Darwin has finally come to politics. Last week’s European elections saw the further paring back of incumbent parties that have been the pillars of the political establishment in Europe since the second world war. For example, in France the Socialists and Republicans received only single digit levels of support, in the UK the Tories and Labour were roundly humiliated and in Germany, the Social Democrats have seen their vote fall precipitously.
The collapse in the popularity of established political parties is just one element of the breaking down of the order of the past thirty years. To many who have grown up with the reassuring predictability of two-party political systems this will be very confusing, others might simply ask why it taken so long for Darwinian disruption to impact politics.
Indeed, innovation and disruption characterize many industries and many walks of life. Should politics be exempt? Take business as an analogy: new companies and ventures often succeed because of a new technology or a shift in consumer behavior. Of the top companies by market capitalization in the United States, a good number did not exist twenty years ago.
However, in politics, many of the political parties prominent today have been around for a very long time. To take this analogy further: if the French Socialist Party, the Democratic Party in the United States, or the Tory Party in the United Kingdom were stocks, they would trade at a sharp valuation difference from their peers. If they were companies, their sales would be falling and talk would grow of a takeover.
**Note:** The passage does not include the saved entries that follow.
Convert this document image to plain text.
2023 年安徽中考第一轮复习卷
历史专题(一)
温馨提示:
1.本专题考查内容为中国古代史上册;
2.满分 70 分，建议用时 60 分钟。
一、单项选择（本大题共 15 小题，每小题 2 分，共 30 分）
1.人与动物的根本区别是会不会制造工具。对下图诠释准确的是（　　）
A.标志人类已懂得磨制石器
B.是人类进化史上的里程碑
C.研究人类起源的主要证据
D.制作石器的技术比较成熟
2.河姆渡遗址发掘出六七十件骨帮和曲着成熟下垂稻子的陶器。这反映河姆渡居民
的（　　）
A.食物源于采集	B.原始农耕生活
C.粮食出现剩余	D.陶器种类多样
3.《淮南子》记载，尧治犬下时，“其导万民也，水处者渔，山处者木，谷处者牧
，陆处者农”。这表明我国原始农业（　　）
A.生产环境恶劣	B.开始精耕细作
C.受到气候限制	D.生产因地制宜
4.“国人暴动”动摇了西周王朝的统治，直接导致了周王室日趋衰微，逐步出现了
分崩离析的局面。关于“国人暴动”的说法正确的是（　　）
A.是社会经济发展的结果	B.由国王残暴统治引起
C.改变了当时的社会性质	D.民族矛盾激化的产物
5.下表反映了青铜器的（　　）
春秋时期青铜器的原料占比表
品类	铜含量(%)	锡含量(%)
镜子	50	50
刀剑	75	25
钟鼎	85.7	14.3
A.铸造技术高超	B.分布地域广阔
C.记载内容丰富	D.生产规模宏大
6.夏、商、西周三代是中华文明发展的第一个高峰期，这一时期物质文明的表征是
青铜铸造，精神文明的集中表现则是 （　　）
In many ways, political parties have it easy; they are not subject to the same stresses as companies. Indeed, political parties are also lucky in that unlike, say, consumer goods companies, their “consumers” have been more loyal in their preferences. This stickiness is under threat. Persistently lowered income expectations, demographics, immigration, and the influence of social media all tend to lead voters to be less anchored by party heritage and identity.
Allegiances to parties tend to be built through families and communities and are only broken by the deepest of crises. In this way, the change of preferences being registered by many voters is a sign of both how societies are changing, and of the stresses being placed on those societies.
Another reason established parties are drifting from their political moorings is that many of them are associated with events and individuals in history. As time passes, events foundational to their rise have less meaning and relevance for younger generations.
So far, diminished support for incumbent parties in Europe is occurring in tandem with the rise of both new parties and a resurgence in some parties with singular identities (i.e. Greens). What we have so far seen little of is a split in a major party. In coming months, it is not unreasonable to think that this could happen in the United Kingdom, in the sense that the Tories are split between Brexiteers and Remainers, while Labour is cleft between hard-left-wing Corbyn socialists and a moderate New Labour faction.
What is even more interesting is that US politics has apparently been spared the dislocations evident across Europe. Party unity may only be cosmetic. We can easily paint a picture of a political spectrum being stretched on the right between the Trump/Pence Republicans and the Bush country-club Republicans and then on the other side between the Sanders/Warren/AOC Democrats versus the Obama/Clinton Democrats. In the US, it may be that a fiscal or debt crisis is needed to break the Republicans or a more profound socio-economic crisis leads to a breech in the Democratic party.
One way in which mainstream parties have managed to survive in recent years is that they have co-opted radical people and causes. This was the case with the Republicans and Donald Trump and with the Tories and the Brexit referendum. The success of the Brexit Party in the EU Parliamentary elections now leaves the Tories exposed, whilst the financial and economic damage that Donald Trump’s trade war is doing may leave many Republicans questioning the party’s economic credentials and its fast evaporating reputation as the guardian of the economy and finance.
In the absence of a deus ex machina in the form of a third party government or international body (it could be the OECD in the run up to the G20 meeting), senior Republicans need to step forward with a framework that can safeguard the intellectual property rights of American companies, its national security whilst at the same time avoiding unnecessary economic and diplomatic shocks.
I can think of few current Republican senators and Congressmen/women who are ready to do so.